Soweit Stasi-Unterlagen mit personenbezogenen Informationen über Personen der Zeitgeschichte, Inhaber politischer Funktionen oder Amtsträger der Forschung zum Zwecke der wissenschaftlichen Aufarbeitung der Tätigkeit des Staatssicherheitsdienstes der DDR sowie der nationalsozialistischen Vergangenheit zur Verfügung gestellt werden sollen, durfte der Gesetzgeber die Entscheidung hierüber von einer Abwägung im Einzelfall abhängig machen. Allerdings muss zur Wahrung der Grundrechte des davon Betroffenen sichergestellt sein, dass die Unterlagen ausschließlich für diesen Forschungszweck genutzt und namentlich nicht an Dritte weitergegeben oder veröffentlicht werden. Tonbänder und Wortlautprotokolle über abgehörte Gespräche des Betroffenen oder Dritter bleiben ausgenommen.

Die Zurverfügungstellung von Stasi-Unterlagen mit personenbezogenen Informationen an die Presse ist dem davon Betroffenen demgegenüber grundsätzlich unzumutbar.
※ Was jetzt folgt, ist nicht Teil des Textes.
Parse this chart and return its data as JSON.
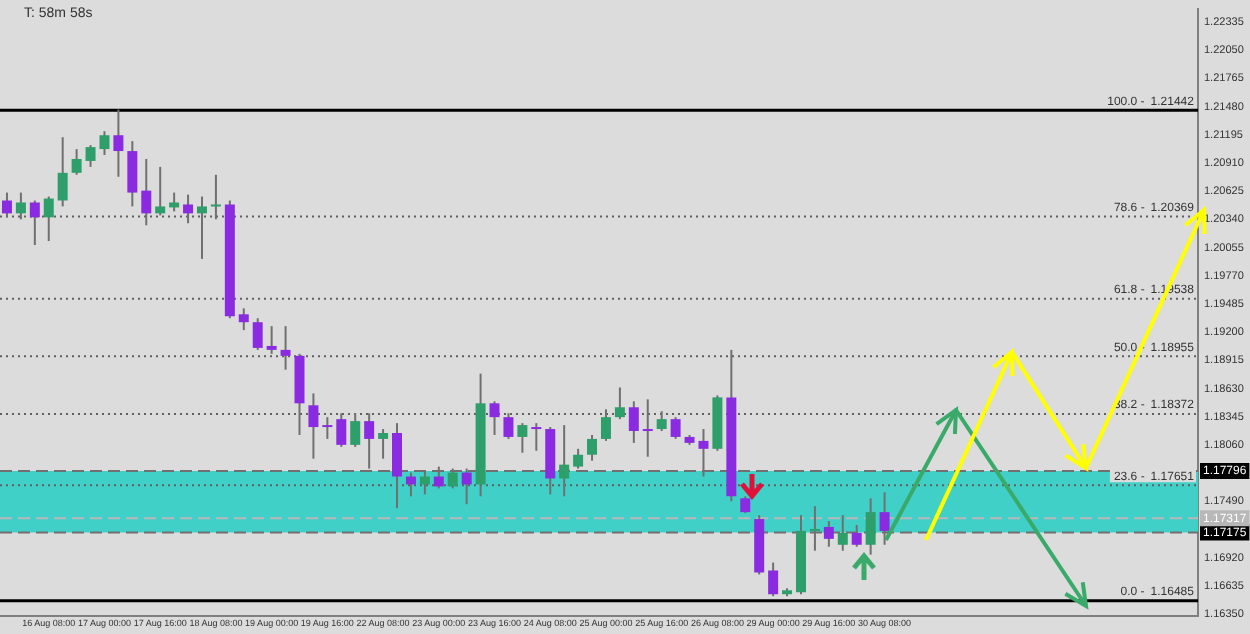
{
  "chart_data": {
    "type": "candlestick",
    "categories": [
      null,
      null,
      null,
      "16 Aug 08:00",
      null,
      null,
      null,
      "17 Aug 00:00",
      null,
      null,
      null,
      "17 Aug 16:00",
      null,
      null,
      null,
      "18 Aug 08:00",
      null,
      null,
      null,
      "19 Aug 00:00",
      null,
      null,
      null,
      "19 Aug 16:00",
      null,
      null,
      null,
      "22 Aug 08:00",
      null,
      null,
      null,
      "23 Aug 00:00",
      null,
      null,
      null,
      "23 Aug 16:00",
      null,
      null,
      null,
      "24 Aug 08:00",
      null,
      null,
      null,
      "25 Aug 00:00",
      null,
      null,
      null,
      "25 Aug 16:00",
      null,
      null,
      null,
      "26 Aug 08:00",
      null,
      null,
      null,
      "29 Aug 00:00",
      null,
      null,
      null,
      "29 Aug 16:00",
      null,
      null,
      null,
      "30 Aug 08:00",
      null,
      null,
      null,
      null,
      null,
      null,
      null,
      null,
      null,
      null,
      null,
      null,
      null,
      null,
      null,
      null,
      null,
      null,
      null,
      null,
      null,
      null
    ],
    "ohlc": [
      [
        1.2053,
        1.2061,
        1.2036,
        1.204
      ],
      [
        1.204,
        1.2061,
        1.2034,
        1.2051
      ],
      [
        1.2051,
        1.2053,
        1.2008,
        1.2036
      ],
      [
        1.2036,
        1.2057,
        1.2012,
        1.2055
      ],
      [
        1.2053,
        1.2117,
        1.2047,
        1.2081
      ],
      [
        1.2081,
        1.2105,
        1.2079,
        1.2095
      ],
      [
        1.2093,
        1.2109,
        1.2087,
        1.2107
      ],
      [
        1.2105,
        1.2123,
        1.2099,
        1.2119
      ],
      [
        1.2119,
        1.2145,
        1.2077,
        1.2103
      ],
      [
        1.2103,
        1.2113,
        1.2047,
        1.2061
      ],
      [
        1.2063,
        1.2095,
        1.2028,
        1.204
      ],
      [
        1.204,
        1.2087,
        1.2038,
        1.2047
      ],
      [
        1.2046,
        1.2061,
        1.2042,
        1.2051
      ],
      [
        1.2049,
        1.2059,
        1.203,
        1.204
      ],
      [
        1.204,
        1.2057,
        1.1994,
        1.2047
      ],
      [
        1.2047,
        1.2079,
        1.2034,
        1.2049
      ],
      [
        1.2049,
        1.2053,
        1.1934,
        1.1936
      ],
      [
        1.1938,
        1.1944,
        1.1922,
        1.193
      ],
      [
        1.193,
        1.1934,
        1.1902,
        1.1904
      ],
      [
        1.1906,
        1.1926,
        1.1898,
        1.1902
      ],
      [
        1.1902,
        1.1926,
        1.1882,
        1.1896
      ],
      [
        1.1896,
        1.1898,
        1.1816,
        1.1848
      ],
      [
        1.1846,
        1.1858,
        1.1792,
        1.1824
      ],
      [
        1.1826,
        1.1834,
        1.1812,
        1.1824
      ],
      [
        1.1832,
        1.1838,
        1.1804,
        1.1806
      ],
      [
        1.1806,
        1.1838,
        1.1804,
        1.183
      ],
      [
        1.183,
        1.1838,
        1.1782,
        1.1812
      ],
      [
        1.1812,
        1.1822,
        1.1792,
        1.1818
      ],
      [
        1.1818,
        1.1828,
        1.1742,
        1.1774
      ],
      [
        1.1774,
        1.1778,
        1.1754,
        1.1766
      ],
      [
        1.1766,
        1.178,
        1.1756,
        1.1774
      ],
      [
        1.1774,
        1.1784,
        1.1762,
        1.1764
      ],
      [
        1.1764,
        1.1782,
        1.1762,
        1.1778
      ],
      [
        1.1778,
        1.1782,
        1.1746,
        1.1766
      ],
      [
        1.1766,
        1.1878,
        1.1754,
        1.1848
      ],
      [
        1.1848,
        1.185,
        1.1816,
        1.1834
      ],
      [
        1.1834,
        1.1838,
        1.1812,
        1.1814
      ],
      [
        1.1814,
        1.1828,
        1.1798,
        1.1826
      ],
      [
        1.1824,
        1.1828,
        1.18,
        1.1822
      ],
      [
        1.1822,
        1.1824,
        1.1756,
        1.1772
      ],
      [
        1.1772,
        1.1826,
        1.1754,
        1.1786
      ],
      [
        1.1784,
        1.1802,
        1.1782,
        1.1796
      ],
      [
        1.1796,
        1.1816,
        1.179,
        1.1812
      ],
      [
        1.1812,
        1.1842,
        1.181,
        1.1834
      ],
      [
        1.1834,
        1.1864,
        1.1832,
        1.1844
      ],
      [
        1.1844,
        1.185,
        1.1808,
        1.182
      ],
      [
        1.1822,
        1.1852,
        1.1794,
        1.182
      ],
      [
        1.1822,
        1.184,
        1.182,
        1.1832
      ],
      [
        1.1832,
        1.1834,
        1.1812,
        1.1814
      ],
      [
        1.1814,
        1.1816,
        1.1806,
        1.1808
      ],
      [
        1.181,
        1.1822,
        1.1774,
        1.1802
      ],
      [
        1.1802,
        1.1856,
        1.18,
        1.1854
      ],
      [
        1.1854,
        1.1902,
        1.1749,
        1.1754
      ],
      [
        1.1752,
        1.1754,
        1.1737,
        1.1738
      ],
      [
        1.1731,
        1.1735,
        1.1675,
        1.1677
      ],
      [
        1.1679,
        1.1687,
        1.1653,
        1.1655
      ],
      [
        1.1655,
        1.1661,
        1.1653,
        1.1659
      ],
      [
        1.1657,
        1.1735,
        1.1655,
        1.1719
      ],
      [
        1.1719,
        1.1744,
        1.1699,
        1.1721
      ],
      [
        1.1723,
        1.1729,
        1.1703,
        1.1711
      ],
      [
        1.1705,
        1.1735,
        1.1699,
        1.1717
      ],
      [
        1.1717,
        1.1725,
        1.1703,
        1.1705
      ],
      [
        1.1705,
        1.1752,
        1.1695,
        1.1738
      ],
      [
        1.1738,
        1.1758,
        1.1705,
        1.1719
      ],
      null,
      null,
      null,
      null,
      null,
      null,
      null,
      null,
      null,
      null,
      null,
      null,
      null,
      null,
      null,
      null,
      null,
      null,
      null,
      null,
      null,
      null
    ],
    "colors": [
      "#8a2be2",
      "#2e9e6b",
      "#8a2be2",
      "#2e9e6b",
      "#2e9e6b",
      "#2e9e6b",
      "#2e9e6b",
      "#2e9e6b",
      "#8a2be2",
      "#8a2be2",
      "#8a2be2",
      "#2e9e6b",
      "#2e9e6b",
      "#8a2be2",
      "#2e9e6b",
      "#2e9e6b",
      "#8a2be2",
      "#8a2be2",
      "#8a2be2",
      "#8a2be2",
      "#8a2be2",
      "#8a2be2",
      "#8a2be2",
      "#8a2be2",
      "#8a2be2",
      "#2e9e6b",
      "#8a2be2",
      "#2e9e6b",
      "#8a2be2",
      "#8a2be2",
      "#2e9e6b",
      "#8a2be2",
      "#2e9e6b",
      "#8a2be2",
      "#2e9e6b",
      "#8a2be2",
      "#8a2be2",
      "#2e9e6b",
      "#8a2be2",
      "#8a2be2",
      "#2e9e6b",
      "#2e9e6b",
      "#2e9e6b",
      "#2e9e6b",
      "#2e9e6b",
      "#8a2be2",
      "#8a2be2",
      "#2e9e6b",
      "#8a2be2",
      "#8a2be2",
      "#8a2be2",
      "#2e9e6b",
      "#8a2be2",
      "#8a2be2",
      "#8a2be2",
      "#8a2be2",
      "#2e9e6b",
      "#2e9e6b",
      "#2e9e6b",
      "#8a2be2",
      "#2e9e6b",
      "#8a2be2",
      "#2e9e6b",
      "#8a2be2",
      null,
      null,
      null,
      null,
      null,
      null,
      null,
      null,
      null,
      null,
      null,
      null,
      null,
      null,
      null,
      null,
      null,
      null,
      null,
      null,
      null,
      null
    ],
    "ylim": [
      1.1633,
      1.2247
    ],
    "yticks": [
      {
        "value": 1.1635,
        "label": "1.16350"
      },
      {
        "value": 1.16635,
        "label": "1.16635"
      },
      {
        "value": 1.1692,
        "label": "1.16920"
      },
      {
        "value": 1.1749,
        "label": "1.17490"
      },
      {
        "value": 1.1806,
        "label": "1.18060"
      },
      {
        "value": 1.18345,
        "label": "1.18345"
      },
      {
        "value": 1.1863,
        "label": "1.18630"
      },
      {
        "value": 1.18915,
        "label": "1.18915"
      },
      {
        "value": 1.192,
        "label": "1.19200"
      },
      {
        "value": 1.19485,
        "label": "1.19485"
      },
      {
        "value": 1.1977,
        "label": "1.19770"
      },
      {
        "value": 1.20055,
        "label": "1.20055"
      },
      {
        "value": 1.2034,
        "label": "1.20340"
      },
      {
        "value": 1.20625,
        "label": "1.20625"
      },
      {
        "value": 1.2091,
        "label": "1.20910"
      },
      {
        "value": 1.21195,
        "label": "1.21195"
      },
      {
        "value": 1.2148,
        "label": "1.21480"
      },
      {
        "value": 1.21765,
        "label": "1.21765"
      },
      {
        "value": 1.2205,
        "label": "1.22050"
      },
      {
        "value": 1.22335,
        "label": "1.22335"
      }
    ],
    "grid": false,
    "ref_lines": [
      {
        "axis": "y",
        "value": 1.21442,
        "label": "1.21442",
        "color": "#000000",
        "line_style": "solid"
      },
      {
        "axis": "y",
        "value": 1.20369,
        "label": "1.20369",
        "color": "#606060",
        "line_style": "dotted"
      },
      {
        "axis": "y",
        "value": 1.19538,
        "label": "1.19538",
        "color": "#606060",
        "line_style": "dotted"
      },
      {
        "axis": "y",
        "value": 1.18955,
        "label": "1.18955",
        "color": "#606060",
        "line_style": "dotted"
      },
      {
        "axis": "y",
        "value": 1.18372,
        "label": "1.18372",
        "color": "#606060",
        "line_style": "dotted"
      },
      {
        "axis": "y",
        "value": 1.17651,
        "label": "1.17651",
        "color": "#606060",
        "line_style": "dotted"
      },
      {
        "axis": "y",
        "value": 1.16485,
        "label": "1.16485",
        "color": "#000000",
        "line_style": "solid"
      },
      {
        "axis": "y",
        "value": 1.17796,
        "label": "1.17796",
        "color": "#707070",
        "line_style": "dashed"
      },
      {
        "axis": "y",
        "value": 1.17175,
        "label": "1.17175",
        "color": "#707070",
        "line_style": "dashed"
      },
      {
        "axis": "y",
        "value": 1.17317,
        "label": "1.17317",
        "color": "#b8b8b8",
        "line_style": "dashed"
      }
    ],
    "bands": [
      {
        "axis": "y",
        "from": 1.17175,
        "to": 1.17796,
        "color": "#40d0c8"
      }
    ],
    "annotations": [
      "T: 58m 58s",
      {
        "text": "100.0 -",
        "y": 1.21442
      },
      {
        "text": "78.6 -",
        "y": 1.20369
      },
      {
        "text": "61.8 -",
        "y": 1.19538
      },
      {
        "text": "50.0 -",
        "y": 1.18955
      },
      {
        "text": "38.2 -",
        "y": 1.18372
      },
      {
        "text": "23.6 -",
        "y": 1.17651
      },
      {
        "text": "0.0 -",
        "y": 1.16485
      }
    ]
  }
}
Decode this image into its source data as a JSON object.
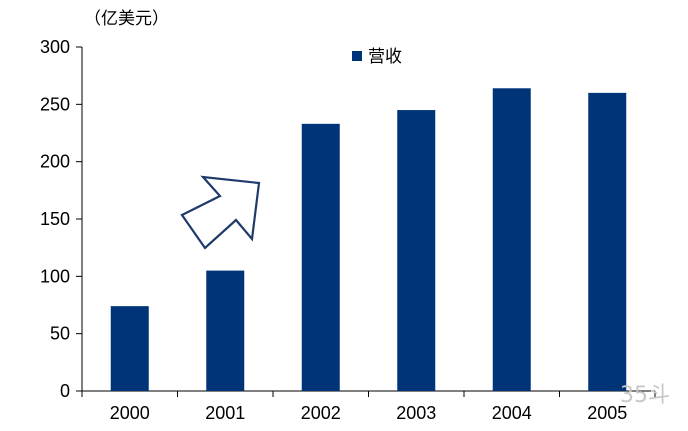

Das umfasst Informationen, die durch Verletzung der räumlichen Privatsphäre und/oder des Rechts am gesprochenen Wort gewonnen worden sind, ebenso wie Informationen, die im weitesten Sinne auf Spionage beruhen, sowie Berichte und Stellungnahmen des Staatssicherheitsdienstes, die derartige Informationen zur möglichen Grundlage haben. Andere Unterlagen, etwa mit Informationen aus allgemeinzugänglichen Quellen, aus öffentlichen Reden oder aus Äußerungen gegenüber Dritten, die darüber ihrerseits berichtet haben, dürfen auch an die Presse nach Maßgabe einer Abwägung herausgegeben werden.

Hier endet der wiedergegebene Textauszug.